Tennessee Medical Center to Pay More Than $1.7 Million to Settle False Claims Act Allegations

Maury Regional Hospital, d/b/a Maury Regional Medical Center, has agreed to pay $1,702,903 to settle False Claims Act allegations, announced US Attorney Don Cochran for the Middle District of Tennessee. Maury Regional submitted a voluntary self-disclosure to the US Attorney’s Office and to the Office of Inspector General for the Department of Health and Human Services, which was prompted after an internal investigation concluded that there was aberrant billing for certain inpatient services.

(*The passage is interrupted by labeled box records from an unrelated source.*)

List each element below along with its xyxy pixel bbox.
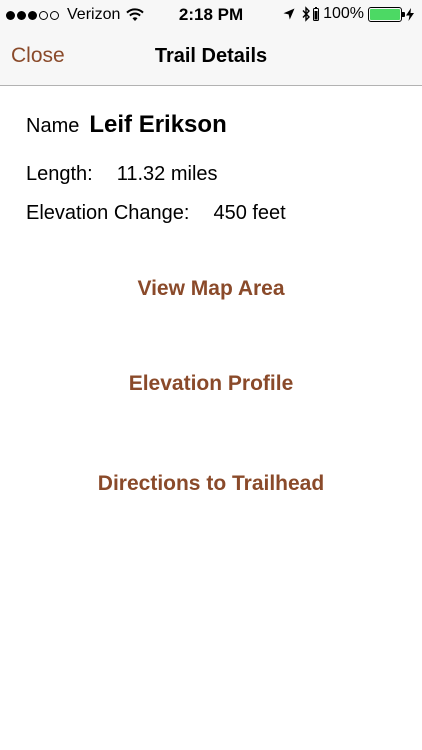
- battery-percent: 100%: [323, 5, 364, 22]
- screen: Verizon 2:18 PM 100% Close Trail Details…: [0, 0, 422, 750]
- elevation-profile-button[interactable]: Elevation Profile: [0, 372, 422, 396]
- trail-name-label: Name: [26, 115, 80, 137]
- location-arrow-icon: [283, 8, 295, 20]
- battery-tip: [402, 11, 405, 17]
- elevation-change-value: 450 feet: [213, 202, 286, 224]
- status-bar: Verizon 2:18 PM 100%: [0, 0, 422, 30]
- trail-length-row: Length: 11.32 miles: [26, 163, 218, 186]
- elevation-change-row: Elevation Change: 450 feet: [26, 202, 286, 225]
- trail-name-value: Leif Erikson: [89, 111, 227, 138]
- trail-name-row: Name Leif Erikson: [26, 111, 227, 139]
- directions-to-trailhead-button[interactable]: Directions to Trailhead: [0, 472, 422, 496]
- trail-length-value: 11.32 miles: [116, 163, 218, 185]
- bluetooth-icon: [302, 6, 311, 22]
- view-map-area-button[interactable]: View Map Area: [0, 277, 422, 301]
- elevation-change-label: Elevation Change:: [26, 202, 190, 224]
- charging-bolt-icon: [406, 7, 414, 21]
- close-button[interactable]: Close: [11, 44, 65, 68]
- battery-icon: [368, 6, 405, 22]
- navigation-bar: Close Trail Details: [0, 30, 422, 86]
- battery-fill: [370, 8, 400, 20]
- trail-length-label: Length:: [26, 163, 93, 185]
- bluetooth-battery-icon: [313, 7, 320, 21]
- status-right: 100%: [283, 5, 414, 23]
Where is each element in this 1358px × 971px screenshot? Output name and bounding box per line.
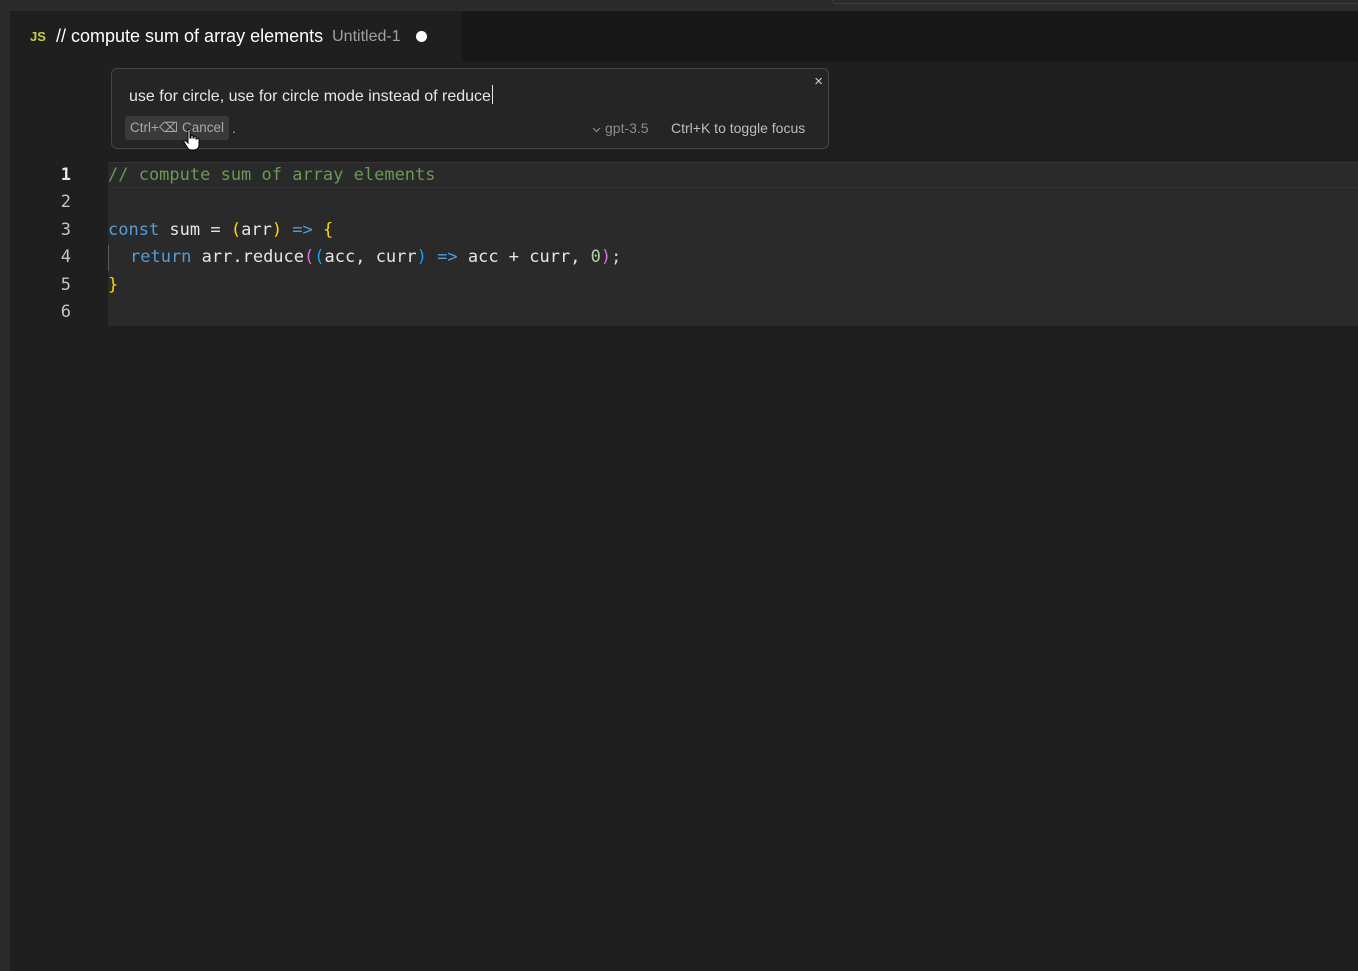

Specifically, Maury Regional concluded that certain diagnosis-related groups (“DRGs”) with complications or comorbidities (“CCs”) or major complications or comorbidities (“MCCs”) ― specifically stroke, respiratory infection, simple pneumonia, and septicemia ― may not have been reasonable, allowable, or documented in accordance with Medicare Part A requirements. Based upon the results of Maury Regional’s investigation, the United States concluded that Maury Regional submitted claims and received payment for certain DRGs with CCs or MCCs, as described above, which were not supported by the medical records. The time period covered under this settlement agreement spans from April 1, 2013 through March 31, 2019. Maury Regional previously engaged in voluntary self-disclosures in 2012 and 2013. The United States encourages all healthcare providers to self-disclose any known violations that have resulted in the submission of improper claims to federal healthcare programs.